Zur Darlegung der Verletzung der Sachaufklärungspflicht durch Übergehen von Beweisanträgen

 

Leitsatz (NV)

  1. Der Hinweis des Beschwerdeführers, er habe sein Recht, das Übergehen von Beweisanträgen durch das FG zu rügen, nicht verloren, da die Beweisanträge in der Klageschrift enthalten seien, kann Ausführungen in der Beschwerdeschrift dazu nicht ersetzen, dass und in welcher Weise er gehindert gewesen sein könnte, den behaupteten Fehler vor dem FG zu rügen.
  2. Das Vorliegen eines Verfahrensmangels ist, soweit die verfahrensmäßige Handhabung von einem bestimmten materiell-rechtlichen Standpunkt abhängt, nach der Auffassung zu beurteilen, die das FG zugrunde gelegt hat.
 

Normenkette

FGO §§ 76, 115 Abs. 2 Nr. 3, Abs. 3 S. 3, § 155; ZPO § 295

 

Gründe

Die Beschwerde ist unzulässig, da der in der Beschwerdeschrift geltend gemachte Verfahrensfehler (§ 115 Abs. 2 Nr. 3 der Finanzgerichtsordnung ―FGO―) nicht in einer den Anforderungen des § 115 Abs. 3 Satz 3 FGO entsprechenden Weise dargelegt worden ist.

Wird die Nichtzulassungsbeschwerde auf das Vorliegen eines Verfahrensmangels gestützt, so muss dieser gemäß § 115 Abs. 3 Satz 3 FGO in der Beschwerdeschrift bezeichnet werden. Hierfür bedarf es nach ständiger Rechtsprechung einer tatsächlichen Darstellung, die den gerügten Verfahrensmangel schlüssig ergibt. Außerdem muss dargelegt werden, dass die angefochtene Entscheidung ―vom materiell-rechtlichen Standpunkt des Finanzgerichts (FG) ausgehend― auf dem geltend gemachten Verfahrensmangel beruhen kann (vgl. Beschlüsse des Bundesfinanzhofs ―BFH― vom 8. Februar 1995 II B 56/94, BFH/NV 1995, 900; vom 22. Juli 1996 XI B 207/95, BFH/NV 1997, 50). Zur Bezeichnung einer Verletzung der Aufklärungspflicht durch Nichterhebung eines in der Klageschrift beantragten Beweises ist außerdem die Darlegung erforderlich, dass die Nichterhebung dieses Beweises in der mündlichen Verhandlung gerügt wurde, weshalb dies nicht möglich oder zumutbar war oder weshalb eine solche Rüge aus sonstigen Gründen ausnahmsweise nicht erforderlich war (BFH-Beschluss vom 24. August 1998 VII B 143/98, BFH/NV 1999, 212).

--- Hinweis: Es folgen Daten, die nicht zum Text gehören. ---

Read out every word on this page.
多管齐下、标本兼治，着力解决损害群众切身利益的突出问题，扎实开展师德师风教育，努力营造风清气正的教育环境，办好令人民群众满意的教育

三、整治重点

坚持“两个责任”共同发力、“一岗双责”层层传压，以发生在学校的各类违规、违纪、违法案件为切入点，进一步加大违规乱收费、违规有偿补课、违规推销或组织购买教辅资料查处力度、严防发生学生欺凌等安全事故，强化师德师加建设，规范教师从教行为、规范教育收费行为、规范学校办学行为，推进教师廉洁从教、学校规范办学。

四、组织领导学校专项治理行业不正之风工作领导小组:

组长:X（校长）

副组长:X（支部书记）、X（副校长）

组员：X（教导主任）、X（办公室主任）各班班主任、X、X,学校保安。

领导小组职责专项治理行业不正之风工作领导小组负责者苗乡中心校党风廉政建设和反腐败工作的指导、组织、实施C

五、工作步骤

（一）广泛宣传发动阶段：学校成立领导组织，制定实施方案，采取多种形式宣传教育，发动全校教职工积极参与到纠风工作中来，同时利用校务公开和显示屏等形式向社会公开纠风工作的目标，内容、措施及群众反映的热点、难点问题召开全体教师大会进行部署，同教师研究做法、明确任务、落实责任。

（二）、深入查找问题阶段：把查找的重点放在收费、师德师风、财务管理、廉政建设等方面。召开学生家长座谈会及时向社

Die Ausführungen des Klägers und Beschwerdeführers (Kläger) in der Beschwerdeschrift werden diesen Erfordernissen nicht gerecht. Insbesondere hat er nicht vorgetragen, dass er die mangelnde Sachaufklärung bzw. das Übergehen der schriftsätzlichen Beweisangebote in der mündlichen Verhandlung vor dem FG gerügt hat. Dies wäre jedoch erforderlich gewesen, da das Übergehen eines Beweisantrags und die Verletzung der Sachaufklärungspflicht zu den verzichtbaren Mängeln gehören (§ 155 FGO i.V.m. § 295 der Zivilprozeßordnung; vgl. auch BFH-Beschluss vom 28. April 1998 II B 27/97, BFH/NV 1998, 1246).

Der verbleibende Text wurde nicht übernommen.